A chodzi o wydarzenia z końca września 2018 roku. Na krotoszyński SOR trafił mały Kuba, który połknął agrafkę. Lekarka, która go przyjęła i wstępnie zbadała, poleciła rodzicom przewiezienie go prywatnym samochodem do oddalonego o prawie 30 kilometrów szpitala w Ostrowie Wielkopolskim.

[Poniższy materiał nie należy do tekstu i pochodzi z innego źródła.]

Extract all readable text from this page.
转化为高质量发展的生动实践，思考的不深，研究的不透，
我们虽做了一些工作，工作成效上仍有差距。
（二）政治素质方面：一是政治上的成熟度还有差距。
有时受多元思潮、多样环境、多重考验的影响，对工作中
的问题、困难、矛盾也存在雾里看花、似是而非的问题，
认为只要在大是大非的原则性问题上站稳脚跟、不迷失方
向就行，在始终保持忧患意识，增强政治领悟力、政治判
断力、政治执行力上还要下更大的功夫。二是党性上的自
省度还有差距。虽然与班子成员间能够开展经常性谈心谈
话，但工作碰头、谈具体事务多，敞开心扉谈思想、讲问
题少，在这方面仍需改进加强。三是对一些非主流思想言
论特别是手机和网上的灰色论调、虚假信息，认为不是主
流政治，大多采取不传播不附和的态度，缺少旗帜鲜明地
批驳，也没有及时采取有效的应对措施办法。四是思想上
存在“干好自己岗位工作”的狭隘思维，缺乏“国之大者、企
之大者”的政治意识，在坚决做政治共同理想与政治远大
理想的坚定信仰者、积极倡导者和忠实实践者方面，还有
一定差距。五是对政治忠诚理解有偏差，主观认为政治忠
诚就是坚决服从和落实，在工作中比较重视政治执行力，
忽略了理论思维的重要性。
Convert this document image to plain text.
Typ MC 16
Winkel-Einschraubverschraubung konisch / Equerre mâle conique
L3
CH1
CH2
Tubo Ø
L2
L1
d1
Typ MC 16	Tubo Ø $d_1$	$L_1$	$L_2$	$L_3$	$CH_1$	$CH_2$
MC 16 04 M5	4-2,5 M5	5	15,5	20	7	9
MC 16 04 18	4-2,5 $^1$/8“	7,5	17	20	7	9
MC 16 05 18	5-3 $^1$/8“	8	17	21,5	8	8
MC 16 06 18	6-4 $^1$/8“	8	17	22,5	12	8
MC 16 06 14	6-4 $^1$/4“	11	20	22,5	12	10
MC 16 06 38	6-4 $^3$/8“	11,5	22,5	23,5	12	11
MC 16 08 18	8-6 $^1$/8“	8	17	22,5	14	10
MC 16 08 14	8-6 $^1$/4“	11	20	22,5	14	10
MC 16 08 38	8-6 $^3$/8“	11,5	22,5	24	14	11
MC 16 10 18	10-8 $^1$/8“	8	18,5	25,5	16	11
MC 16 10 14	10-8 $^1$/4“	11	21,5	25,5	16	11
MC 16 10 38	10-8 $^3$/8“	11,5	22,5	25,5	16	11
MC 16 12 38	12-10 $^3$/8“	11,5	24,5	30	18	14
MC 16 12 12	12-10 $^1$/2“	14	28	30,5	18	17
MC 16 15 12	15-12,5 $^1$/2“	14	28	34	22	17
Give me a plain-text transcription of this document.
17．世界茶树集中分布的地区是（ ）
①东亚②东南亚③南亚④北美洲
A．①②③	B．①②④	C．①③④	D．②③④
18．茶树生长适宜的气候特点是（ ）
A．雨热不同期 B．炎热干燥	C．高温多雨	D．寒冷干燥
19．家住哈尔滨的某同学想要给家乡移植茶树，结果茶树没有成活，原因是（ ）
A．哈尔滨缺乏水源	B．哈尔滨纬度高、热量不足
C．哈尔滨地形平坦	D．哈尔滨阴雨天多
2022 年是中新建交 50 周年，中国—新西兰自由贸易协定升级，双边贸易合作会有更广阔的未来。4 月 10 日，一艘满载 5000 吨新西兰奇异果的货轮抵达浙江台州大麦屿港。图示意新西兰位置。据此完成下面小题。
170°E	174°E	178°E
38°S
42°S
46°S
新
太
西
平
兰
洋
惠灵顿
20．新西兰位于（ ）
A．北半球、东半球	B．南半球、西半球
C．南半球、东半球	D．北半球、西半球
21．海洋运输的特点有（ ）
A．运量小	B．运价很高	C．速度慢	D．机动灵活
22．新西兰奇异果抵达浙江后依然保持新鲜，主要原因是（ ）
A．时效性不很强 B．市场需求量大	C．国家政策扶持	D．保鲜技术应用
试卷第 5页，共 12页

W drodze maluch zaczął się krztusić, dlatego rodzice poprosili o eskortę policję. I tak chłopczyk trafił na ostrowską chirurgię.
Zdaniem śledczych- lekarka swoim zachowaniem naraziła zdrowie i życie dziecka. Lista zarzutów jest długa- mówi Krzysztof Kopania, rzecznik Prokuratury Regionalnej w Łodzi.
Nie zleciła też możliwych do wykonania, dodatkowych badań. Nie oceniła należycie ryzyka transportu oraz nie zleciła przewozu dziecka transportem sanitarnym. Nie porozumiała się ze szpitalem dysponującym możliwością leczenia takich przypadków.
Nie uzgodniła przekazała pacjenta z lekarzem, nie upewniła się czy szpital, do którego wysyła chłopca , posiada możliwości leczenia go w takim zakresie.
Docelowo chłopcu pomogli lekarze z Wrocławia, którzy wyciągnęli agrafkę z przełyku.
Tuż po zdarzeniu- szpital w Krotoszynie wydał oświadczenie, w którym przeprosił za całą sytuację.
Dyrekcja oceniła postępowanie lekarki w zakresie przekazania pacjenta do szpitala w Ostrowie Wlkp. jako „niewłaściwe". Kobieta została pisemnie upomniana. Wprowadzono też nadzór nad jej pracą.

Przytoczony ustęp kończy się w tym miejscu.